Militer Israel telah melakukan genosida pada anak-anak dan wanita yang ada di Palestina. Karena tak mampu menyentuh kelompok-kelompok perjuangan dari berbagai elemen yang ada di Palestina.
Selain itu, tatkala dalam perdebatan mencuat kembali mengenai alutsista yang dibeli bekas membelinya dari negara lain. Berbeda dengan pejuang Palestina yang telah membuat rakitan senjata made in Palestina yang mampu meledakkan tank-tank merkava yang katanya butuh kekuatan besar untuk menghancurkannya.

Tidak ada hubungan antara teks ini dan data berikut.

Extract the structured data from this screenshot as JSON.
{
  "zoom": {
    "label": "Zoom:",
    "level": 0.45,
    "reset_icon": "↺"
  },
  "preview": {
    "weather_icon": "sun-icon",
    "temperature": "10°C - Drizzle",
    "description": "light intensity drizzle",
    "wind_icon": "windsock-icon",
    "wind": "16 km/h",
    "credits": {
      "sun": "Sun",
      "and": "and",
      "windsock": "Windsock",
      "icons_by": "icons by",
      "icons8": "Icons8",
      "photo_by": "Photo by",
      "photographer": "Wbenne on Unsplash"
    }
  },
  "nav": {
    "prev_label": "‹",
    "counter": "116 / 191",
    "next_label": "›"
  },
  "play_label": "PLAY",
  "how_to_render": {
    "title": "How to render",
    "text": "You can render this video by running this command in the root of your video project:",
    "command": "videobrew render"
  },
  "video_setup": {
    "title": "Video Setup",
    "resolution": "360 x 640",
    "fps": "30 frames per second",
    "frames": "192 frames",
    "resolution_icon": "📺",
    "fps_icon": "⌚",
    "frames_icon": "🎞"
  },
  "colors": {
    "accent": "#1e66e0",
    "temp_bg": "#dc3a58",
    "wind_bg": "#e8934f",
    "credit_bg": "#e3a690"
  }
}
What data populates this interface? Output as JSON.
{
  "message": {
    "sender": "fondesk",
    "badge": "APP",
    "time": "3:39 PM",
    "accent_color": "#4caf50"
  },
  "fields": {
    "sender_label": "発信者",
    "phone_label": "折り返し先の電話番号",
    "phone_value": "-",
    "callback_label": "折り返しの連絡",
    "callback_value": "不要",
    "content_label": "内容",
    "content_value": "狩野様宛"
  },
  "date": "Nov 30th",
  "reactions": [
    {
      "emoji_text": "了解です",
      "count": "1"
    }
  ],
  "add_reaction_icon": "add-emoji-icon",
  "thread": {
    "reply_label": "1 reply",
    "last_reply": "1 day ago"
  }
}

Adapun berperang jarak dekat, tidak jarang pejuang di Palestina, laki-laki yang berasal dari masyarakat sipil sudah tak menggunakan pelindung dalam menghadapi musuh namun dapat menembak senjata tepat sasaran.
Bahkan, Palestina melalu jubir Abu Ubaidah tak pernah mengemis bantuan sekalipun pada negeri-negeri arab. Cukup mengatakan “la samhillah” yang berarti amit-amit.

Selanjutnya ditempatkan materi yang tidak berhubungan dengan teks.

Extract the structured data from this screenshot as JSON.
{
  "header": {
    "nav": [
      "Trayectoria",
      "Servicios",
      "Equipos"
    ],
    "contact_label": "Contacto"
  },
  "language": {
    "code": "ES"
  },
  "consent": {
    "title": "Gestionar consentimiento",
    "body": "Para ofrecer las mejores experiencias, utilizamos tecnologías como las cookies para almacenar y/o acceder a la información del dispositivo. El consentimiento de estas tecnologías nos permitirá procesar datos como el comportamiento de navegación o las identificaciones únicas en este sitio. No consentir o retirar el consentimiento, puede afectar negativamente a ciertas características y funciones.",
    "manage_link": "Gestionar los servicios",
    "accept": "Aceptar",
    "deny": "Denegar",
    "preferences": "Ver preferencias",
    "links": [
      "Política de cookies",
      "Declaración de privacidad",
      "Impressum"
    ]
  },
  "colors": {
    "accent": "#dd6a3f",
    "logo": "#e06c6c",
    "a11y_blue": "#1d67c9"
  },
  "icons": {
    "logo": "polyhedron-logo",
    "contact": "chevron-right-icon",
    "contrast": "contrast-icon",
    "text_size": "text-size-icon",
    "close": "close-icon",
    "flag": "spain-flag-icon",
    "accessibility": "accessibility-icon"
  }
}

Inilah akhir zaman yang sedang menyingkapkan perbendaharaannya. Kemuliaan perjuangan orang-orang di Palestina yang tidak diperhitungkan dunia yang di isi oleh penguasa-penguasa pecundang.
Penguasa yang tak mampu menembus batas-batas penjajahan. Bahwa penjajahan bukan secara fisik lagi, namun secara fikrul (pemahaman).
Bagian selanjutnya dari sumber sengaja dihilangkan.